Re: [PATCH 01/10] sched/core: Skip migration disabled tasks in proxy execution

From: K Prateek Nayak

Date: Wed May 06 2026 - 23:35:25 EST

Hello John, Andrea,

(Full disclaimer: I haven't looked at the entire series)

On 5/7/2026 2:39 AM, John Stultz wrote:
>> + /*
>> + * Tasks pinned to a single CPU (per-CPU kthreads via
>> + * kthread_bind(), tasks under migrate_disable()) cannot
>> + * be moved to @owner_cpu. proxy_migrate_task() uses
>> + * __set_task_cpu() which would silently violate the
>> + * pinning and leave the task to run on a CPU outside
>> + * its cpus_ptr once it is unblocked. Stay on this CPU
>> + * via force_return; the owner running elsewhere will
>> + * wake @p back up when the mutex becomes available.
>> + */
>> + if (p->nr_cpus_allowed == 1 || is_migration_disabled(p))
>> + goto force_return;
>> goto migrate_task;
>
> Hey Andrea!
> I'm excited to see this series! Thanks for your efforts here!
>
> Though I'm a bit confused on this patch. I see the patch changes it
> so we don't proxy-migrate pinned/migration-disabled patches, but I'm
> not sure I understand why.
>
> We only proxy-migrate blocked_on tasks, which don't run on the cpu
> they are migrated to (they are only migrated to be used as a donor).
> That's why we have the proxy_force_return() function to return-migrate
> them back when they do become runnable.

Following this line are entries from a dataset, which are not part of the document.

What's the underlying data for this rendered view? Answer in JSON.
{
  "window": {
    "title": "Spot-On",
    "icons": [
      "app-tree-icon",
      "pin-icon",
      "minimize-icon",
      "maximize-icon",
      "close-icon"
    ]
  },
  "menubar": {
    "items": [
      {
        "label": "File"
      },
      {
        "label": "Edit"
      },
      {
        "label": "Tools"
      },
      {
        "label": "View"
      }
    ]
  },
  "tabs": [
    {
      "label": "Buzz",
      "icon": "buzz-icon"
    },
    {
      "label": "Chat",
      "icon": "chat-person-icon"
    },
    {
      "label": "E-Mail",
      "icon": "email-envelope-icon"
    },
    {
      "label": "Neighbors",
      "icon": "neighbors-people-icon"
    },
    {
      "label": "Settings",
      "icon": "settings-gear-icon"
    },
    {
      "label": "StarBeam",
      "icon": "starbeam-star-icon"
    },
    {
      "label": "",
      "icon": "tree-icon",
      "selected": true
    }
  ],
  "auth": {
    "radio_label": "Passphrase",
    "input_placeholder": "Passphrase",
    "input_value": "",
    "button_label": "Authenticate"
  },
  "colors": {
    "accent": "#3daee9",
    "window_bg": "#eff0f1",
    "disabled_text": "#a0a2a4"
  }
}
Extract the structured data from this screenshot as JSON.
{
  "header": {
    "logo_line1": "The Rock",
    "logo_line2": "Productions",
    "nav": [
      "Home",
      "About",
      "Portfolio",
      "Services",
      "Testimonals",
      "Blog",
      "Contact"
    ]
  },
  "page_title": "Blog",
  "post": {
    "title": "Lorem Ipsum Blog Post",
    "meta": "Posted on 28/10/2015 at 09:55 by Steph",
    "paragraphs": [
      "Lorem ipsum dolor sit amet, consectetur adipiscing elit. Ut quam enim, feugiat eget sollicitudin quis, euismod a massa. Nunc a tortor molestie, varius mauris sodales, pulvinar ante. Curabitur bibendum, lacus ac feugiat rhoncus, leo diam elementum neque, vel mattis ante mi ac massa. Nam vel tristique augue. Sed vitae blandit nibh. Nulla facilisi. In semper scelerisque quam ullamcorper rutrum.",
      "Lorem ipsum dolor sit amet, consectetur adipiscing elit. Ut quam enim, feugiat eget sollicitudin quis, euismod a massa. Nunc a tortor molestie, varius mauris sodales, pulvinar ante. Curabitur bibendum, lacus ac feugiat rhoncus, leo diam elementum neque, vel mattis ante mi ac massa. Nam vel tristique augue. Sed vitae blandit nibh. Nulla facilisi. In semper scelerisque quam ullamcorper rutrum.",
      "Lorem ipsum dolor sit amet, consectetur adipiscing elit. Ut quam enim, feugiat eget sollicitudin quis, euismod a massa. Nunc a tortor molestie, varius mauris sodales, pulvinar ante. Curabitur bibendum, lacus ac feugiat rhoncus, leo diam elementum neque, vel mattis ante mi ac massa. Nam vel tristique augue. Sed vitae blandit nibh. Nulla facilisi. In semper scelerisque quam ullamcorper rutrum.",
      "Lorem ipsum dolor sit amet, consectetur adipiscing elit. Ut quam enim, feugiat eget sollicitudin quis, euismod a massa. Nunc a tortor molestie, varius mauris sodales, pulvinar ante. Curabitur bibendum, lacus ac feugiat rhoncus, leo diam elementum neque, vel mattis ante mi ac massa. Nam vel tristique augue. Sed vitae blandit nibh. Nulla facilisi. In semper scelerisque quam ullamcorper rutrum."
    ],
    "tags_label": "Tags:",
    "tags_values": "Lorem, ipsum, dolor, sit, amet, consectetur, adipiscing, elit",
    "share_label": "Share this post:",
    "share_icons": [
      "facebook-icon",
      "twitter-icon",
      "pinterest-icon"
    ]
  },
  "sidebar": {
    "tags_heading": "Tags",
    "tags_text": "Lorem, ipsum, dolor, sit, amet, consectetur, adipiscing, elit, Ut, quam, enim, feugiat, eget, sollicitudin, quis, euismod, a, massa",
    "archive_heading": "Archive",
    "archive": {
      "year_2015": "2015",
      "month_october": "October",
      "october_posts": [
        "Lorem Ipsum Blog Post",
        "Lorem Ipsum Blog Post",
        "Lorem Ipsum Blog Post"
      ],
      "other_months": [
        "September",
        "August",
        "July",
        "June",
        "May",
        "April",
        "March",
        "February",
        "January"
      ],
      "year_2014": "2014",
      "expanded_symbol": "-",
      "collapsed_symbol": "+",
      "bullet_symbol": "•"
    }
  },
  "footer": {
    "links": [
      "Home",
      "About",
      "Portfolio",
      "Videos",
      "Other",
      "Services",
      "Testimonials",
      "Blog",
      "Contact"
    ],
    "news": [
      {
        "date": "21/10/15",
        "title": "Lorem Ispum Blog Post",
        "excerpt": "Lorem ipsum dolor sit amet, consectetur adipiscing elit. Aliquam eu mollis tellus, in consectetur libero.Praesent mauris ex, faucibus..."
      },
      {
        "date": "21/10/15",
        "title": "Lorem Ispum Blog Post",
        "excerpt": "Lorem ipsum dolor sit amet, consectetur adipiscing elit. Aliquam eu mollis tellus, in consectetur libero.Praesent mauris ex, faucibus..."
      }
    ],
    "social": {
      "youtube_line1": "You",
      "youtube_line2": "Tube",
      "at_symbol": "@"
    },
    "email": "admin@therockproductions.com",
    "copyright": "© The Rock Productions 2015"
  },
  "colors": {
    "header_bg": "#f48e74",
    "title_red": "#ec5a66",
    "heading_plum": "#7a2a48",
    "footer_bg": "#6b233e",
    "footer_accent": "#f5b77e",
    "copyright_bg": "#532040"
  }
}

I agree this shouldn't be a problem from core perspective but there
are some interesting sched-ext interactions possible. More on that
below:

>
> Could you provide some more details about what motivated this change
> (ie: how you tripped a problem that it resolved?).

I think ops.enqueue() always assumes that the task being enqueued is
runnable on the task_cpu() and when the the sched-ext layer tries to
dispatch this task to local DSQ, the ext core complains and marks
the sched-ext scheduler as buggy.

With sched-ext, even the lock owner's CPU is slightly complicated
since the owner might be associated with a CPU but it is in fact on a
custom DSQ and after moving the donor to owner's CPU, we will need
sched-ext scheduler to guarantee that the owner runs there else
there is no point in doing a proxy.

scx flow should look something like (please correct me if I'm
wrong):

CPU0: donor CPU1: owner
=========== ===========

/* Donor is retained on rq*/
put_prev_task_scx()
ops.stopping()
ops.dispatch() /* May be skipped if SCX_OPS_ENQ_LAST is not set */
do_pick_task_scx()
next = donor;
find_proxy_task()
proxy_migrate_task()
ops.dequeue()
======================> /*
* Moves to owner CPU (May be outside of affinity list)
* ops.enqueue() still happens on CPU0 but I've shown it
* here to depict the context has moved to owner's CPU.
*/
ops.enqueue()
scx_bpf_dsq_insert()
/*
* !!! Cannot dispatch to local CPU; Outside affinity !!!
*
* We need to allow local dispatch outside affinity iff:
*
* p->is_blocked && cpu == task_cpu(p)
*
* Since enqueue_task_scx() hold's the task's rq_lock, the
* is_blocked indicator should be stable during a dispatch.
*/
ops.dispatch()
do_pick_task_scx()
set_next_task_scx()
ops.running(donor)
find_proxy_task()
next = owner
/*
* !!! Owner stats running without any notification. !!!
*
* If owner blocks, dequeue_task_scx() is executed first and
* the sched-ext scheduler sees:
*
* ops.stopping(owner)
*
* which leads to some asymmetry.
*
* XXX: Below is how I imagine the flow should continue.
*/
ops.quiescent(owner) /* Core is taking back control of owner's running */
/* Runs owner */
ops.runnable(owner) /* Core is giving back control to ext layer */
ops.stopping(donor); /* Accounting symmetry for donor */

I think dequeue_task_scx() should see task_current_donor() before
calling ops.stopping() else we get some asymmetry. The donor will
anyways be placed back via put_prev_task_scx() and since it hasn't run,
it cannot block itself and there should be no dependency on
dequeue_task_scx() for donors.

With the quiescent() + runnable() scheme, the sched-ext schedulers need
to be made aware that task can go quiescent() and then back to
runnable() while being SCX_TASK_QUEUED or the ext core has to spoof a
full:

dequeue(SLEEP) -> quiescent() -> /* Run owner */ -> runnable() -> select_cpu() -> enqueue()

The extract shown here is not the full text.